ダイズの子実カドミウム低蓄積系統における根の役割

タイトル ダイズの子実カドミウム低蓄積系統における根の役割
担当機関 (独)農業環境技術研究所
研究課題名
研究期間 2000~2002
研究担当者 阿江教治
荒尾知人
杉山恵
石川覚
村上政治
発行年度 2002
要約 我が国の代表的なダイズ品種の中から,子実カドミウム濃度の低い品種を検索した。この品種は,根の細胞壁にカドミウムを蓄積し,地上部への移行を妨げていたが,高い品種はこのような蓄積能を持たず,カドミウムをそのまま地上部へ移行させていた。これら品種の遺伝系統樹から判断して,根におけるカドミウムの蓄積能は遺伝的形質である。

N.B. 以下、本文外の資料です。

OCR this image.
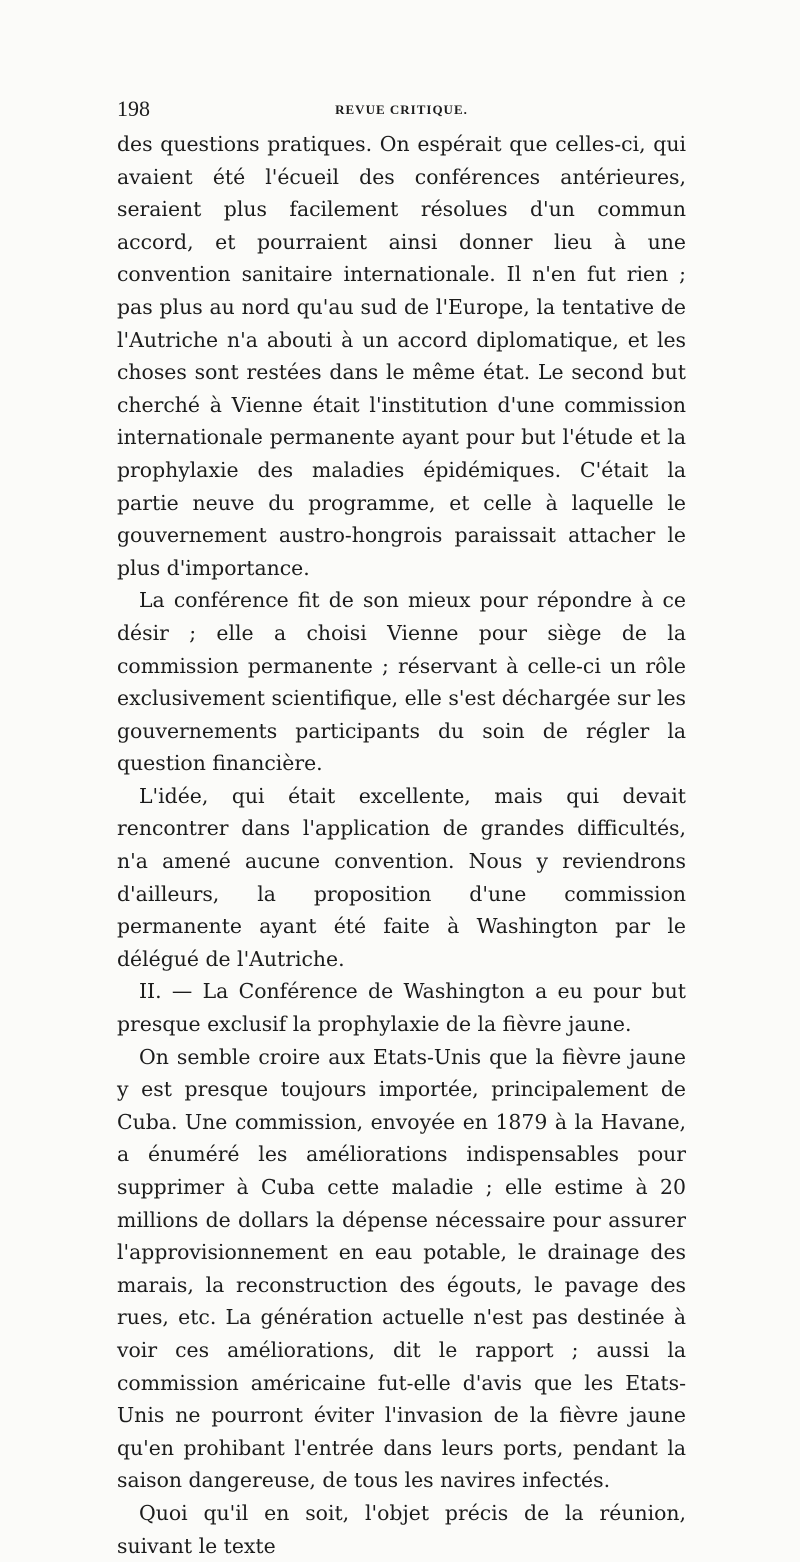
198	REVUE CRITIQUE.

des questions pratiques. On espérait que celles-ci, qui avaient été l'écueil des conférences antérieures, seraient plus facilement résolues d'un commun accord, et pourraient ainsi donner lieu à une convention sanitaire internationale. Il n'en fut rien ; pas plus au nord qu'au sud de l'Europe, la tentative de l'Autriche n'a abouti à un accord diplomatique, et les choses sont restées dans le même état. Le second but cherché à Vienne était l'institution d'une commission internationale permanente ayant pour but l'étude et la prophylaxie des maladies épidémiques. C'était la partie neuve du programme, et celle à laquelle le gouvernement austro-hongrois paraissait attacher le plus d'importance.

La conférence fit de son mieux pour répondre à ce désir ; elle a choisi Vienne pour siège de la commission permanente ; réservant à celle-ci un rôle exclusivement scientifique, elle s'est déchargée sur les gouvernements participants du soin de régler la question financière.

L'idée, qui était excellente, mais qui devait rencontrer dans l'application de grandes difficultés, n'a amené aucune convention. Nous y reviendrons d'ailleurs, la proposition d'une commission permanente ayant été faite à Washington par le délégué de l'Autriche.

II. — La Conférence de Washington a eu pour but presque exclusif la prophylaxie de la fièvre jaune.

On semble croire aux Etats-Unis que la fièvre jaune y est presque toujours importée, principalement de Cuba. Une commission, envoyée en 1879 à la Havane, a énuméré les améliorations indispensables pour supprimer à Cuba cette maladie ; elle estime à 20 millions de dollars la dépense nécessaire pour assurer l'approvisionnement en eau potable, le drainage des marais, la reconstruction des égouts, le pavage des rues, etc. La génération actuelle n'est pas destinée à voir ces améliorations, dit le rapport ; aussi la commission américaine fut-elle d'avis que les Etats-Unis ne pourront éviter l'invasion de la fièvre jaune qu'en prohibant l'entrée dans leurs ports, pendant la saison dangereuse, de tous les navires infectés.

Quoi qu'il en soit, l'objet précis de la réunion, suivant le texte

背景・ねらい 米,ダイズ等の食品中のカドミウム(Cd)濃度がコーデックス委員会で検討されており,国際的基準が新しく提唱されようとしている。日本人にとって極めて重要な食物であり,比較的摂取量の多いダイズについて,可能な限り子実中のCd濃度を低減させる必要がある。子実Cd濃度の低い品種を選定し,そのCd低吸収・蓄積機構を解明することにより,優れた形質を有するカドミウム低吸収品種の作出を図る。
成果の内容・特徴
  1. 非汚染土壌(圃場)および汚染土壌で栽培したダイズ品種30品種より,子実Cd濃度が大きく異なり,遺伝系統が明らかな4品種を選抜した(子実Cd濃度の高い順に品種A>B>C>D)。この濃度順位は,栽培条件や気象条件が異なっても変化せず,遺伝的形質によるものと思われた(表1)。
  2. 0.1ppmのCdを含む水耕液で上記ダイズ4品種を栽培し,器官別のCd濃度を測定した。Cd低吸収系統の品種C,Dでは根のCd濃度が高く,茎葉,子実中の濃度は低かった。一方,Cd高吸収系統の品種A,Bでは,逆に,根のCd濃度が低く,茎葉,子実中の濃度は高かった(表2)。このことから,低吸収系統ではCdが根に蓄積し,地上部への移行が妨げられていると推定された。
  3. 品種A,B,C,Dを台木に低吸収系統の品種Cを接ぎ木すると,A,Bの台木では,品種CのCd濃度は子実だけでなく茎葉濃度も上昇し,Cdの毒性によって生育は劣った。しかし,より低吸収系統の品種Dの台木では,品種Cの地上部Cd濃度は一層低下した。すなわち,低吸収系統はCdを根に特異的に蓄積し,地上部への移行を抑制していることが確認できた(図1)。
  4. 0.1ppmのCdを含む水耕液で栽培した品種A,B,C,Dの根に含まれるCdの形態を逐次抽出した結果,子実Cd濃度の低い品種ほど根細胞壁にCdが強固に結合している傾向が見いだされた(図2)。以上の結果,子実Cd濃度の低い系統は,根の細胞壁にCdが蓄積し,地上部への移行を抑制する機構が明らかになった。
成果の活用面・留意点 子実Cd濃度の低いダイズ品種系統と高い系統が存在し,さらに低い子実Cd品種作出の指標となる。